Jane Wenham-Jones, best-selling author and columnist, would love to share how you can have wine and chocolate - and still be slim. Jane is available for interview 12-15 May, and 26-30 May.
This useful, amusing guide to becoming and staying trim (whilst still enjoying life) started out as advice for avoiding Writer's Bottom, a common occupational hazard associated with spending long hours in front of a computer. The tips were intended to be light-hearted, but Jane soon realised just how seriously she takes them.
Her first tip is 'eat chocolate' - not a traditional dieting strategy. Jane eats chocolate every day. She's also partial to crisps. It's important to her that she eats food that she enjoys, so she makes sure that she manages the Flab Fighting process in a way that allows her to eat the food she likes. Realising that everyone has different and varying motivations (depending on what kind of day we've had), Jane has put together a range of tips for people to choose from, dip into, to fit into our ever-changing life styles. In 100 Way To Fight the Flab (and still have wine and chocolate), she offers her top 100 tips on slimming down - without sacrifice.
‘The irrepressible Wenham-Jones has a sense of humour as well as a complete lack of inhibition...' Daily Mail
Jane Wenham-Jones is the author of four acclaimed novels - Raising the Roof, Perfect Alibis, One Glass Is Never Enough and Prime Time, and two popular writing guides, Wannabe a Writer? and Wannabe a Writer We've Heard Of?
As a freelance journalist, she writes for women's magazines and the national press, has regular humorous columns in her local paper and Woman's Weekly Fiction Special and is the agony aunt for Writing Magazine. She has presented on BBC radio and TV, chaired panels at book festivals and been ‘in conversation with' dozens of authors and personalities including Julian Clary, Richard Madeley, Jenny Éclair, Helen Lederer, Amanda Ross, Victoria Hislop, Bel Mooney, Irma Kurtz, Lucy Mangan, Judy Finnigan, Tim Bentinck, Fern Britton, Penny Vincenzi and Kate Mosse. She lives in Broadstairs, Kent.
100 Ways to Fight the Flab ... and still have wine and chocolate by Jane Wenham-Jones is published in paperback 15th May by Accent Press, £7.99.
Quirky but useful, fun and factual, Jane's tips are a mixture of everyday science and common sense strategies, designed to fit in with your busy life. With advice on ‘party weeks', dressing to hide the pounds, and how to lose weight fast when a big date looms, Jane offers tactics that work where most diets fail. From eating a chilli a day to speed up your metabolism, to doing quick exercise with rapid results, these tried-and-tested methods will have you looking and feeling leaner and fitter - and still allow for a daily fix of wine and chocolate.
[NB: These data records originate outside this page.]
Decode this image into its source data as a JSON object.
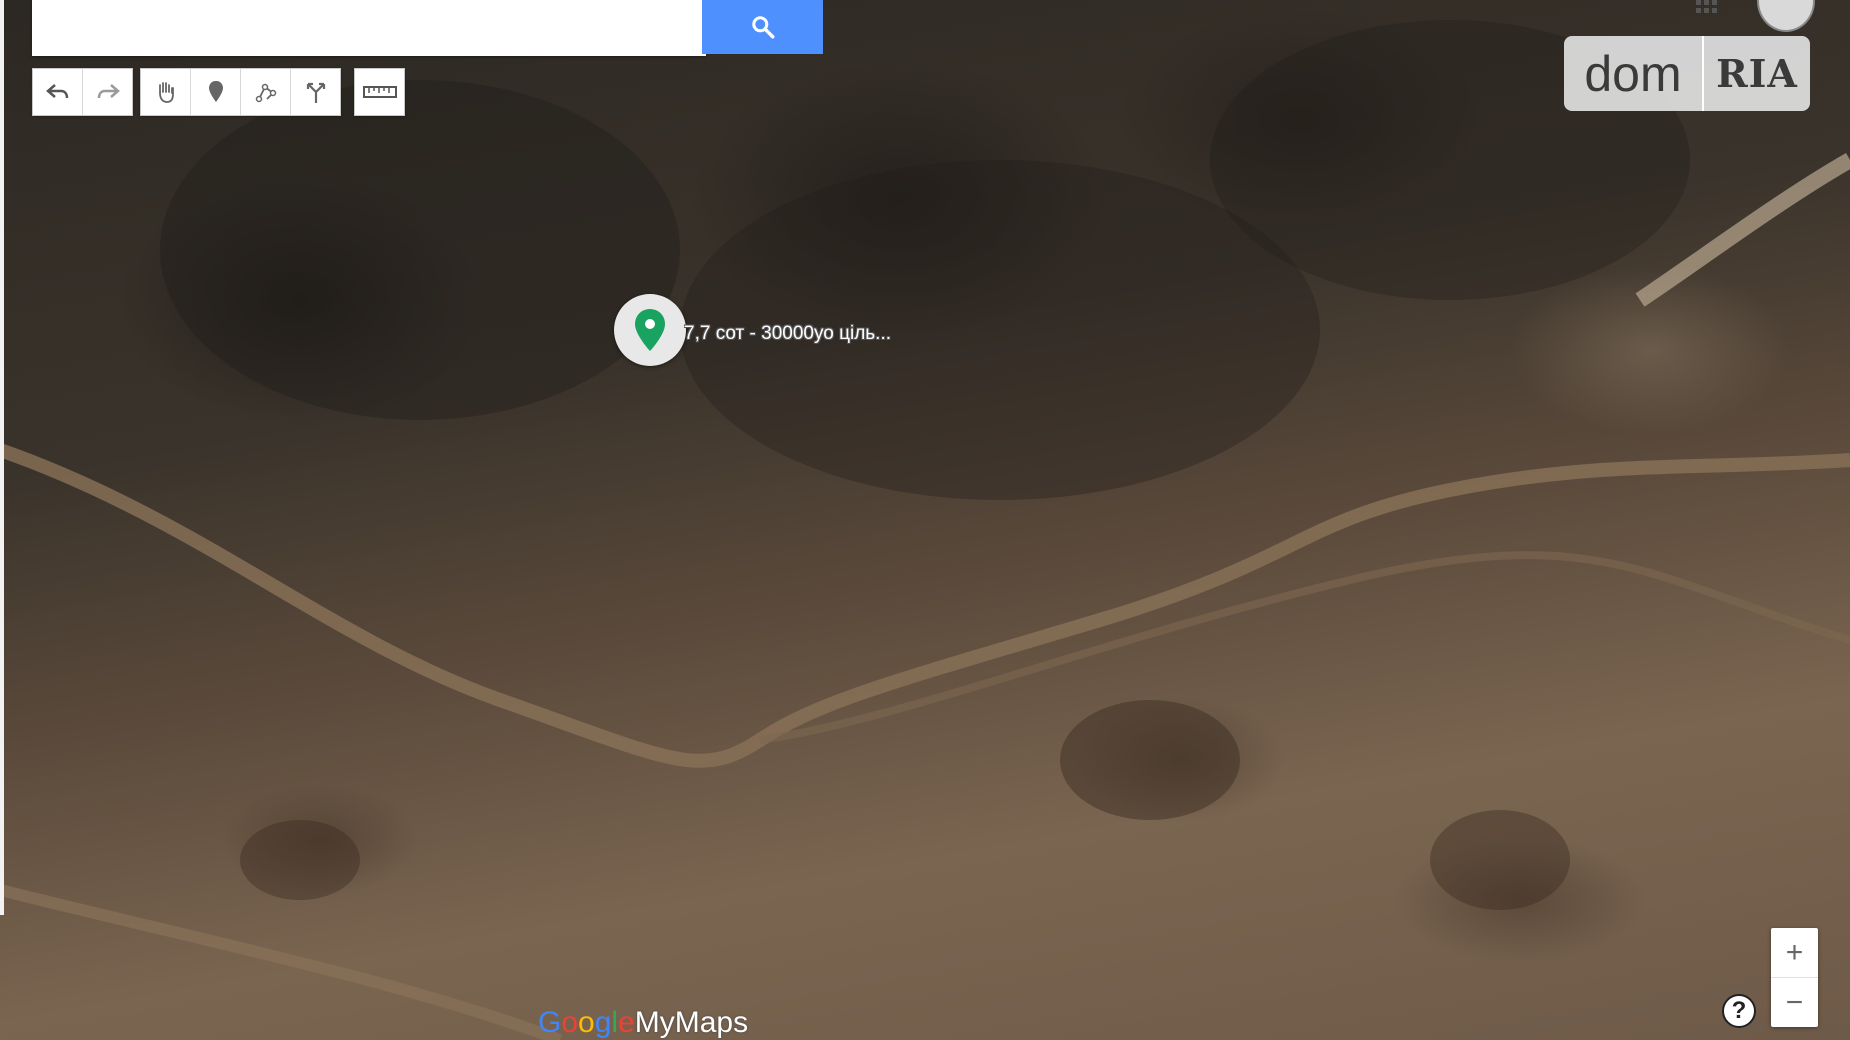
{
  "search": {
    "placeholder": "",
    "value": ""
  },
  "toolbar": {
    "history": [
      {
        "icon": "undo-icon"
      },
      {
        "icon": "redo-icon"
      }
    ],
    "tools": [
      {
        "icon": "hand-icon"
      },
      {
        "icon": "add-marker-icon"
      },
      {
        "icon": "draw-line-icon"
      },
      {
        "icon": "directions-icon"
      }
    ],
    "measure": {
      "icon": "ruler-icon"
    }
  },
  "logo": {
    "left": "dom",
    "right": "RIA"
  },
  "marker": {
    "label": "7,7 сот - 30000уо ціль...",
    "color": "#1aa260"
  },
  "zoom": {
    "in": "+",
    "out": "−"
  },
  "help": {
    "label": "?"
  },
  "brand": {
    "g": "G",
    "o1": "o",
    "o2": "o",
    "g2": "g",
    "l": "l",
    "e": "e",
    "maps": "MyMaps"
  },
  "colors": {
    "search_button": "#4d90fe",
    "marker_green": "#1aa260"
  }
}
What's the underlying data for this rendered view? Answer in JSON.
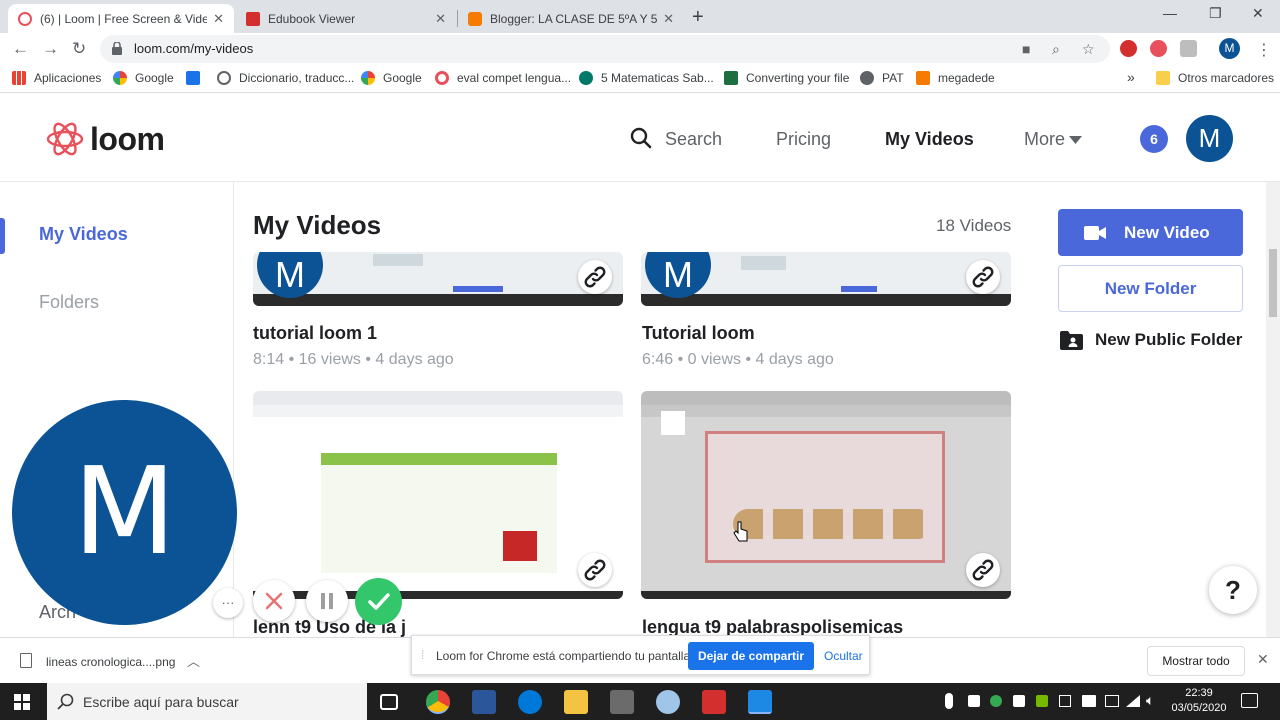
{
  "browser": {
    "tabs": [
      {
        "title": "(6) | Loom | Free Screen & Video",
        "favicon_color": "#e8505b",
        "active": true
      },
      {
        "title": "Edubook Viewer",
        "favicon_color": "#d32f2f",
        "active": false
      },
      {
        "title": "Blogger: LA CLASE DE 5ºA Y 5ºB",
        "favicon_color": "#f57c00",
        "active": false
      }
    ],
    "url": "loom.com/my-videos",
    "profile_initial": "M",
    "bookmarks": [
      {
        "label": "Aplicaciones",
        "icon": "apps-grid-icon"
      },
      {
        "label": "Google",
        "icon": "google-icon"
      },
      {
        "label": "",
        "icon": "download-icon"
      },
      {
        "label": "Diccionario, traducc...",
        "icon": "dictionary-icon"
      },
      {
        "label": "Google",
        "icon": "google-icon"
      },
      {
        "label": "eval compet lengua...",
        "icon": "target-icon"
      },
      {
        "label": "5 Matematicas Sab...",
        "icon": "s-icon"
      },
      {
        "label": "Converting your file",
        "icon": "excel-icon"
      },
      {
        "label": "PAT",
        "icon": "globe-icon"
      },
      {
        "label": "megadede",
        "icon": "m-icon"
      }
    ],
    "bookmarks_more": "»",
    "other_bookmarks": "Otros marcadores"
  },
  "loom": {
    "logo_text": "loom",
    "nav": {
      "search": "Search",
      "pricing": "Pricing",
      "my_videos": "My Videos",
      "more": "More"
    },
    "notification_count": "6",
    "avatar_initial": "M",
    "sidebar": {
      "my_videos": "My Videos",
      "folders": "Folders",
      "archive_partial": "Arch"
    },
    "page_title": "My Videos",
    "video_count": "18 Videos",
    "videos": [
      {
        "title": "tutorial loom 1",
        "duration": "8:14",
        "views": "16 views",
        "age": "4 days ago"
      },
      {
        "title": "Tutorial loom",
        "duration": "6:46",
        "views": "0 views",
        "age": "4 days ago"
      },
      {
        "title": "lenn t9 Uso de la j",
        "duration": "",
        "views": "",
        "age": ""
      },
      {
        "title": "lengua t9 palabraspolisemicas",
        "duration": "",
        "views": "",
        "age": ""
      }
    ],
    "meta_separator": "•",
    "actions": {
      "new_video": "New Video",
      "new_folder": "New Folder",
      "new_public_folder": "New Public Folder"
    },
    "help": "?",
    "recorder": {
      "camera_initial": "M",
      "more": "···"
    },
    "accent_color": "#4a68d9"
  },
  "downloads": {
    "file": "lineas cronologica....png",
    "show_all": "Mostrar todo"
  },
  "sharing_bar": {
    "message": "Loom for Chrome está compartiendo tu pantalla.",
    "stop": "Dejar de compartir",
    "hide": "Ocultar"
  },
  "taskbar": {
    "search_placeholder": "Escribe aquí para buscar",
    "time": "22:39",
    "date": "03/05/2020"
  }
}
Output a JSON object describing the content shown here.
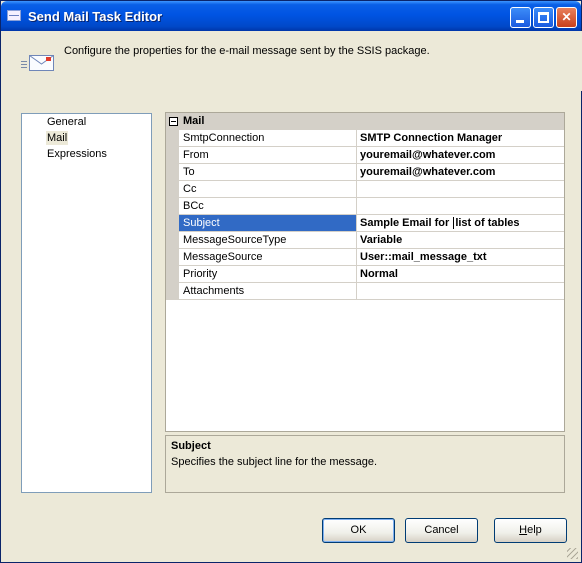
{
  "window": {
    "title": "Send Mail Task Editor"
  },
  "header": {
    "description": "Configure the properties for the e-mail message sent by the SSIS package."
  },
  "nav": {
    "items": [
      "General",
      "Mail",
      "Expressions"
    ],
    "selected": "Mail"
  },
  "grid": {
    "category": "Mail",
    "properties": [
      {
        "name": "SmtpConnection",
        "value": "SMTP Connection Manager"
      },
      {
        "name": "From",
        "value": "youremail@whatever.com"
      },
      {
        "name": "To",
        "value": "youremail@whatever.com"
      },
      {
        "name": "Cc",
        "value": ""
      },
      {
        "name": "BCc",
        "value": ""
      },
      {
        "name": "Subject",
        "value_before_caret": "Sample Email for ",
        "value_after_caret": "list of tables"
      },
      {
        "name": "MessageSourceType",
        "value": "Variable"
      },
      {
        "name": "MessageSource",
        "value": "User::mail_message_txt"
      },
      {
        "name": "Priority",
        "value": "Normal"
      },
      {
        "name": "Attachments",
        "value": ""
      }
    ],
    "selected_property": "Subject"
  },
  "description_panel": {
    "title": "Subject",
    "text": "Specifies the subject line for the message."
  },
  "buttons": {
    "ok": "OK",
    "cancel": "Cancel",
    "help": "Help"
  },
  "colors": {
    "titlebar": "#0054e3",
    "selection": "#316ac5",
    "dialog_bg": "#ece9d8"
  }
}
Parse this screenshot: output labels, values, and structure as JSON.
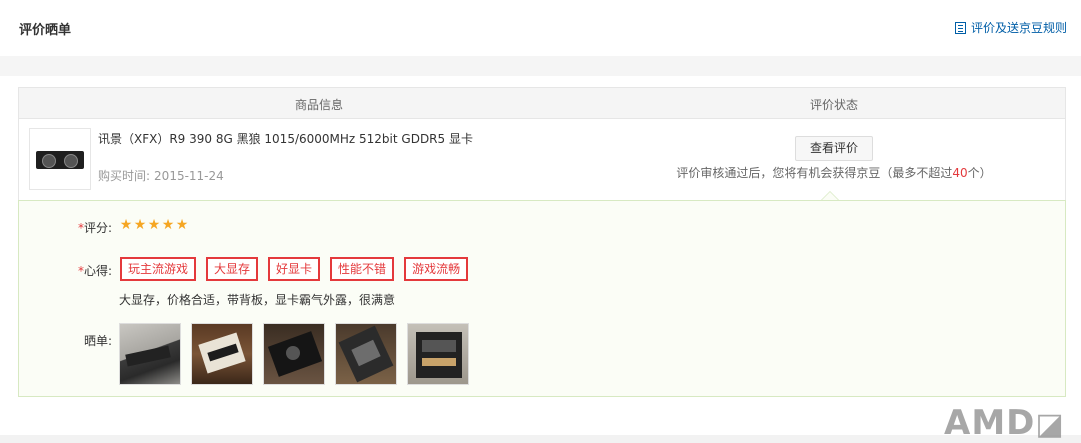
{
  "header": {
    "title": "评价晒单",
    "rules_link": "评价及送京豆规则"
  },
  "table": {
    "col_goods": "商品信息",
    "col_status": "评价状态"
  },
  "product": {
    "name": "讯景（XFX）R9 390 8G 黑狼 1015/6000MHz 512bit GDDR5 显卡",
    "buy_time_label": "购买时间:",
    "buy_time": "2015-11-24"
  },
  "status": {
    "view_button": "查看评价",
    "tip_prefix": "评价审核通过后，您将有机会获得京豆（最多不超过",
    "tip_count": "40",
    "tip_suffix": "个）"
  },
  "review": {
    "score_label": "评分:",
    "rating": 5,
    "star_glyph": "★",
    "tags_label": "心得:",
    "tags": [
      "玩主流游戏",
      "大显存",
      "好显卡",
      "性能不错",
      "游戏流畅"
    ],
    "comment": "大显存，价格合适，带背板，显卡霸气外露，很满意",
    "photos_label": "晒单:",
    "photo_count": 5
  },
  "watermark": "AMD",
  "colors": {
    "accent_red": "#e4393c",
    "link_blue": "#005ea7",
    "star_orange": "#f5a623",
    "panel_bg": "#fbfdf6",
    "panel_border": "#d7e9c2"
  }
}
Jane, a 49 year-old mother and step-mum says: ‘This isn't a diet book but a series of strategies you can employ in order to lose or control your weight. I'm not stick thin but I'm not morbidly obese either. Yet I do drink wine and eat chocolate and crisps daily. By following these strategies I manage to maintain my weight at a healthy 9 stone.'
‘My tips will appeal to women of all ages and busy mums. It's all about fitting tips into your busy lifestyle. It's for those people who can't stick to traditional diets and want to enjoy their food.'
Jane's top tips
• Have eggs for breakfast. Studies have shown that if you eat eggs for breakfast you will consume, on average, 400 calories less during the rest of the day than if you have a carbohydrate-only based start to the morning.
• Eat a chilli a day. Chillies raise the metabolism and the fierier they are, the greater the effect. Experts estimate that one can expect a 15% increase in calories burned for about two hours after eating a hot chilli sauce.
• Use dark chocolate to stave off hunger pains. Choose high quality at least 70% or preferably 85%. Chocolate contains stearic acid which slows digestion and also tryptophan, an essential amino acid that stimulates the production of serotonin - a natural anti-depressant - in the brain. This means that a few squares will not only take a significant edge off your appetite, and leave you feeling fuller for longer, but will cheer you up as well.
• Take a brisk walk before bed: A march round the block before you hit the sack will boost your metabolism no end and help burn off whatever you've been stuffing in front of Newsnight.
• Wear bigger knickers: Or whatever underwear it takes to hold it all in but make sure it's the type that are tight and well-cut, not the all-in-one body shapers that squash all the blubber under your armpits or down your thighs.